It is with great joy and fanfare that we announce the inclusion of Perma citations in the newest version The Bluebook!

Cross-posted from Et Seq., The Harvard Law School Library Blog:

http://etseq.law.harvard.edu/2015/06/20th-edition-of-the-bluebook-including-perma-cc/

“The 20th Edition of The Bluebook is now available and includes a new rule: 18.2.1(d), which states:

‘Archiving of Internet sources is encouraged, but only when a reliable archival tool is available.  For citations to Internet sources, append the archive URL to the full citation in brackets” – the rule includes the following example:

Letter from Rose M. Oswald Poels, President/CEO, Wis. Bankers Ass’n, to Elizabeth M. Murphy, Sec’y, SEC (Sept. 17, 2013), http://www.sec.gov/comments/s7-03-13/s70313-178.pdf http://perma.cc/B7Z7D9DJ].

Perma.cc is also the example used to demonstrate the archived sources rule in the Rule 18.1 Basic Citation Forms for Internet Sources table on page 178:

Rocio Gonzalez, Puerto Rico’s Status Debate Continues as Island Marks 61 Years as a Commonwealth, Huffington Post (July 25, 2013, 9:00 AM),http://www.huffingtonpost.com/2013/07/25/puerto-rico-status-debate_n_3651755.html http://perma.cc/C6UP-96HN].'”

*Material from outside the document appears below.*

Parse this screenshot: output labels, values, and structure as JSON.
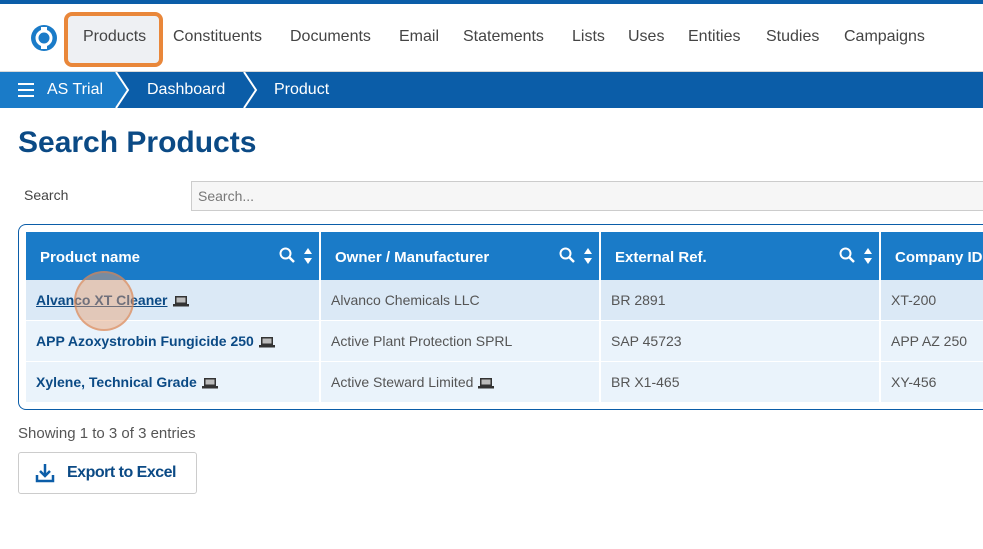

A big thank you to everyone at The Bluebook for recognizing the problem of link rot and recommending Perma.cc as a reliable tool for stamping it out!

 

100 Registrars

The Perma.cc team is pleased to announce that we’ve added the 100th registrar to our perpetual archiving system!

With more courts, libraries, and schools participating everyday, Perma is growing faster than ever.

We’d like to recognize our 8 most active Registrars who are leading the way in archiving: Columbia, University of Texas, William & Mary, Boston College, Vanderbilt, Boston University, Northwestern, and Indiana — thank you for helping to stomp out link rot!

Perma.cc at AALL

Perma.cc will be at the upcoming American Association of Law Libraries annual meeting in Philadelphia, singing the gospel of perpetual content and rot-proof links.

We will be sharing a table with our friends at LIPA on Sunday and Monday, July 19 and 20. Be sure to find us for some great Perma swag at table 717!

How Can Faculty Use Perma.cc?

In an effort to continue my Reporting from the Field series, I’d like to address a question that’s becoming more common as Perma.cc expands beyond the legal environment: How Can Faculty Use Perma.cc?

For those of us in law school libraries, the concept of journals using Perma.cc makes a lot of sense – law journal publishing is a student-run enterprise, and as part of that process, student editors check citations for accuracy and format, presenting a perfect opportunity to create and vest Perma links.  Using this example, the law school library is the Registrar, the law journal is the Vesting Organization, and the student editors are the Vesting Users.

Law journals, however, are not the only entities at a law school engaged in non-commercial publishing.  Clinics produce white papers or reports, faculty maintain blogs, librarians create research guides – much of this work includes citations and relies on online content, presenting additional opportunities to create and vest Perma links.  Moving beyond the legal context, there are even more opportunities for faculty and academic affiliates to engage with Perma, so how can faculty use Perma.cc?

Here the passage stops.